As a stay at home mom, I rarely ever share my goings on during the day. If I am asked how my day went or how my day is going I usually say, “Just doin’ my mom job.” When I was asked how my day went yesterday, I said, as usual, “Just doin’ my mom job.” And I finished the sentence in my head with the word “sober”. Just doin’ my mom job…sober. That thought hit me hard. Wow. I really am doing this sober and doing it a freaking million times better sober. In my opinion.
I see the bottom of the laundry pile finally. Sober.
I see the counter clean and the dishes put away from the dishwasher. Sober.
I see the beds made and the floors swept. Sober.
I see my kids happier. Sober.
I put puzzles together, take walks, play games, have long talks. All with my children. Sober.
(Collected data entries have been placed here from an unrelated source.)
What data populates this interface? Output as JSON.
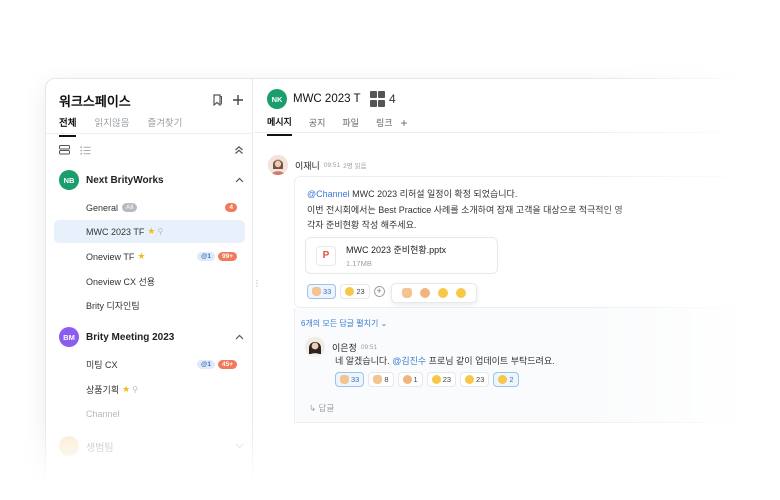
{
  "sidebar": {
    "title": "워크스페이스",
    "tabs": [
      {
        "label": "전체",
        "active": true
      },
      {
        "label": "읽지않음",
        "active": false
      },
      {
        "label": "즐겨찾기",
        "active": false
      }
    ],
    "workspaces": [
      {
        "initials": "NB",
        "name": "Next BrityWorks",
        "color": "#1a9e6c",
        "channels": [
          {
            "name": "General",
            "tag": "All",
            "unread": "4"
          },
          {
            "name": "MWC 2023 TF",
            "starred": true,
            "active": true
          },
          {
            "name": "Oneview TF",
            "starred": true,
            "mention": "@1",
            "unread": "99+"
          },
          {
            "name": "Oneview CX 선용"
          },
          {
            "name": "Brity 디자인팀"
          }
        ]
      },
      {
        "initials": "BM",
        "name": "Brity Meeting 2023",
        "color": "#8a5cf0",
        "channels": [
          {
            "name": "미팅 CX",
            "mention": "@1",
            "unread": "45+"
          },
          {
            "name": "상품기획",
            "starred": true
          },
          {
            "name": "Channel",
            "muted": true
          }
        ]
      },
      {
        "initials": "",
        "name": "생범팀",
        "color": "#f3c77a",
        "faded": true
      }
    ]
  },
  "channel": {
    "initials": "NK",
    "title": "MWC 2023 T",
    "member_count": "4",
    "tabs": [
      {
        "label": "메시지",
        "active": true
      },
      {
        "label": "공지"
      },
      {
        "label": "파일"
      },
      {
        "label": "링크"
      }
    ]
  },
  "message": {
    "author": "이재니",
    "time": "09:51",
    "read_status": "2명 읽음",
    "mention": "@Channel",
    "line1": " MWC 2023 리허설 일정이 확정 되었습니다.",
    "line2": "이번 전시회에서는 Best Practice 사례를 소개하여 잠재 고객을 대상으로 적극적인 영",
    "line3": "각자 준비현황 작성 해주세요.",
    "file": {
      "type_letter": "P",
      "name": "MWC 2023 준비현황.pptx",
      "size": "1.17MB"
    },
    "reactions": [
      {
        "emoji": "thumbs-up",
        "count": "33",
        "selected": true
      },
      {
        "emoji": "smile",
        "count": "23",
        "selected": false
      }
    ],
    "picker": [
      "ok-hand",
      "clap",
      "kiss",
      "grin"
    ]
  },
  "thread": {
    "view_replies": "6개의 모든 답글 펼치기",
    "reply": {
      "author": "이은정",
      "time": "09:51",
      "text_pre": "네 알겠습니다. ",
      "mention": "@김진수",
      "text_post": " 프로님 같이 업데이트 부탁드려요.",
      "reactions": [
        {
          "emoji": "thumbs-up",
          "count": "33",
          "selected": true
        },
        {
          "emoji": "hand",
          "count": "8",
          "selected": false
        },
        {
          "emoji": "clap",
          "count": "1",
          "selected": false
        },
        {
          "emoji": "grin",
          "count": "23",
          "selected": false
        },
        {
          "emoji": "smile",
          "count": "23",
          "selected": false
        },
        {
          "emoji": "smile",
          "count": "2",
          "selected": true
        }
      ]
    },
    "reply_label": "답글"
  }
}
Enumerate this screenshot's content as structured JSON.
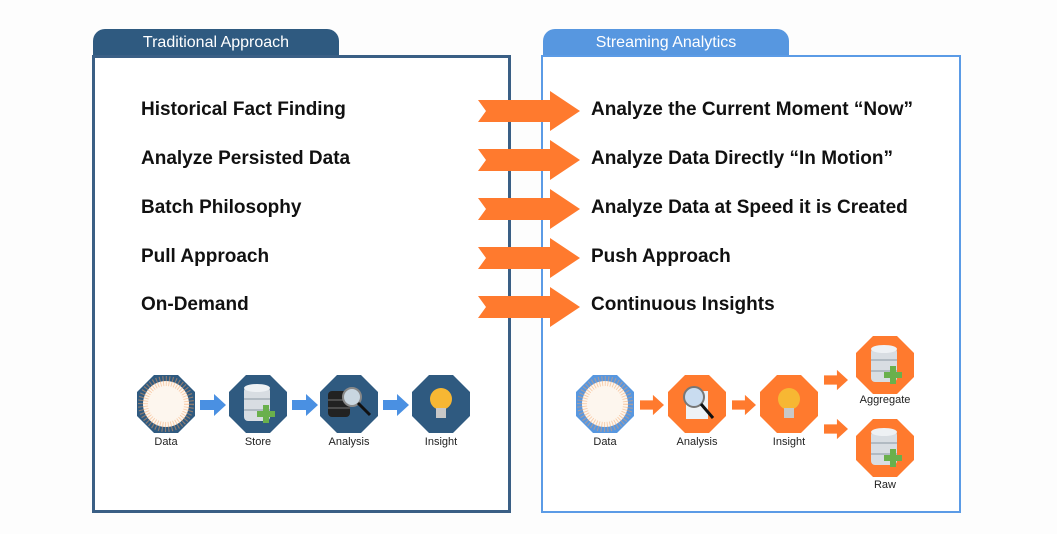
{
  "traditional": {
    "tab_label": "Traditional Approach",
    "items": [
      "Historical Fact Finding",
      "Analyze Persisted Data",
      "Batch Philosophy",
      "Pull Approach",
      "On-Demand"
    ],
    "flow": [
      "Data",
      "Store",
      "Analysis",
      "Insight"
    ]
  },
  "streaming": {
    "tab_label": "Streaming Analytics",
    "items": [
      "Analyze the Current Moment “Now”",
      "Analyze Data Directly “In Motion”",
      "Analyze Data at Speed it is Created",
      "Push Approach",
      "Continuous Insights"
    ],
    "flow": [
      "Data",
      "Analysis",
      "Insight"
    ],
    "outputs": [
      "Aggregate",
      "Raw"
    ]
  },
  "colors": {
    "traditional": "#2f5a80",
    "streaming": "#5797e0",
    "arrow": "#ff7a2e"
  },
  "icons": {
    "transition_arrow": "arrow-right-icon",
    "data": "data-globe-icon",
    "store": "database-add-icon",
    "analysis": "magnifier-icon",
    "insight": "lightbulb-icon"
  }
}
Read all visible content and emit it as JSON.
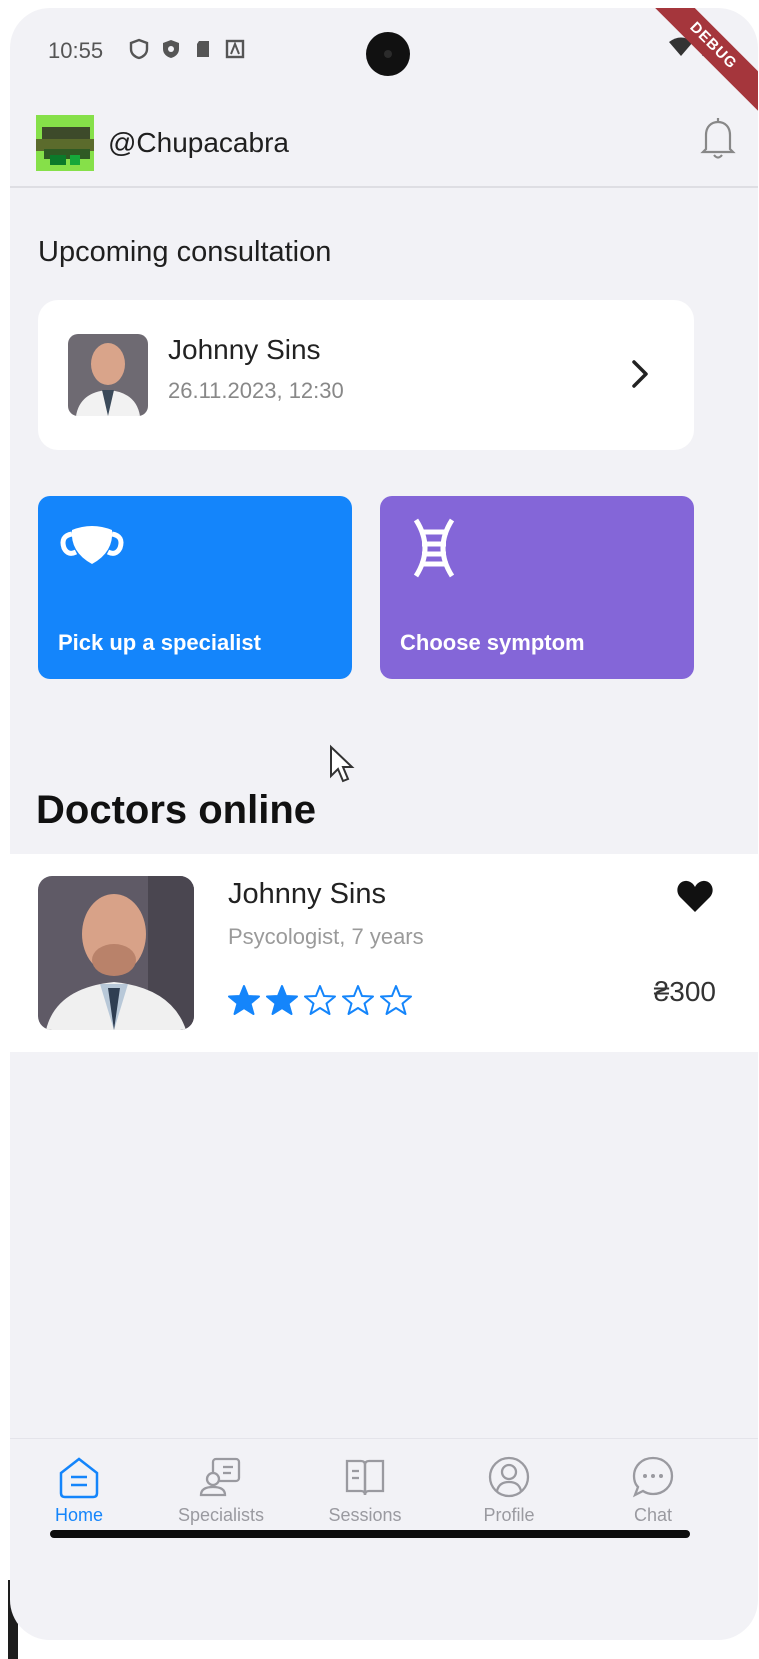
{
  "status_bar": {
    "time": "10:55",
    "debug_label": "DEBUG"
  },
  "header": {
    "username": "@Chupacabra"
  },
  "upcoming": {
    "title": "Upcoming consultation",
    "doctor_name": "Johnny Sins",
    "datetime": "26.11.2023, 12:30"
  },
  "actions": [
    {
      "label": "Pick up a specialist",
      "icon": "medical-mask-icon",
      "color": "#1485fb"
    },
    {
      "label": "Choose symptom",
      "icon": "dna-icon",
      "color": "#8466d8"
    }
  ],
  "doctors_online": {
    "title": "Doctors online",
    "items": [
      {
        "name": "Johnny Sins",
        "subtitle": "Psycologist, 7 years",
        "rating": 2,
        "rating_max": 5,
        "price": "₴300"
      }
    ]
  },
  "bottom_nav": {
    "items": [
      {
        "label": "Home",
        "icon": "home-icon",
        "active": true
      },
      {
        "label": "Specialists",
        "icon": "specialists-icon",
        "active": false
      },
      {
        "label": "Sessions",
        "icon": "book-icon",
        "active": false
      },
      {
        "label": "Profile",
        "icon": "profile-icon",
        "active": false
      },
      {
        "label": "Chat",
        "icon": "chat-icon",
        "active": false
      }
    ]
  },
  "colors": {
    "accent": "#1485fb",
    "purple": "#8466d8",
    "background": "#f2f2f6"
  }
}
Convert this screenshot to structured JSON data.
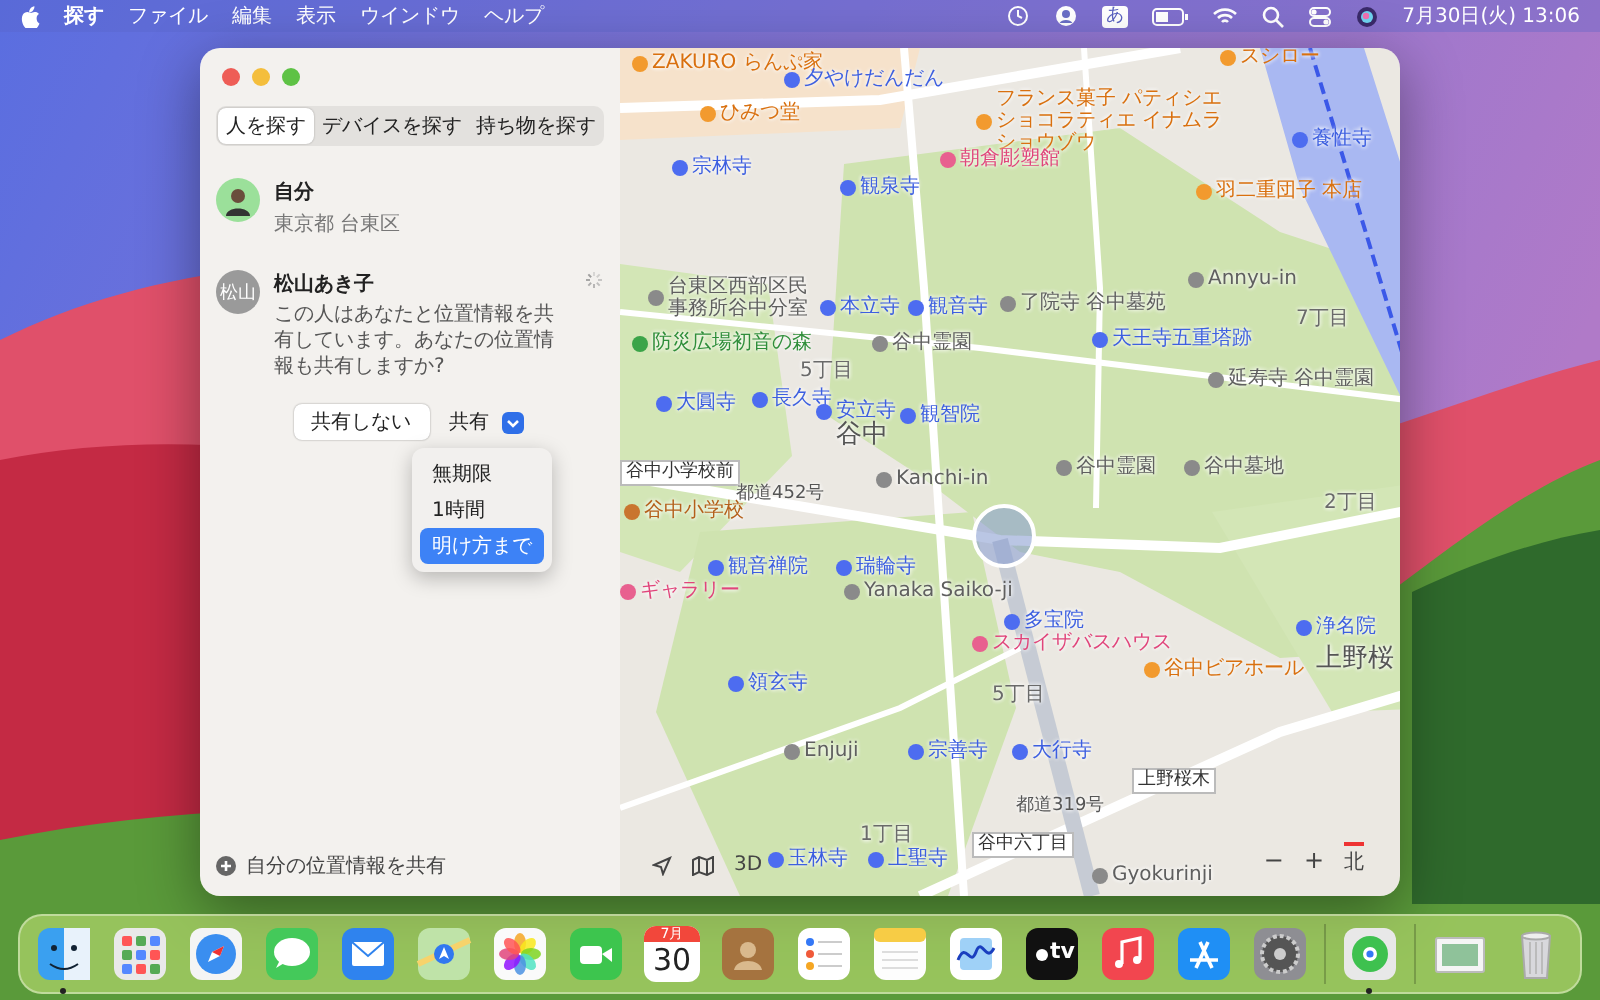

I see my husband happier with me. Sober.
We don’t argue. Sober.
I’m not paranoid. Sober.
Ok. You get the idea. But this is a revelation to someone who hasn’t been sober for ten years. I thought I was fine. I thought I was fooling everyone. I thought I was a good mom and wife.
My mother’s mother used to say “Southern women can do anything. Even with a kid on their hip.” Not true. Sadly. Sorry, Gramma. I believed it when I was a kid. But it ain’t true. We can’t do all things when we are drunk, holding that kid on our hip and praying we don’t fall down and hurt us both. But, I still love you, Gramma. Forever. Bless your heart. I am trying to prove you right though… Sober.
Every single sentence that comes out of my mouth now, I secretly say sober after it. It’s annoying and I love it at the same time. I was drugging myself and lying to myself. If you’re reading this… Mom or not… Don’t do that. Don’t waste ten years of your life like me. Wake up! It’s not worth it. Learn from someone who has already been there and done that.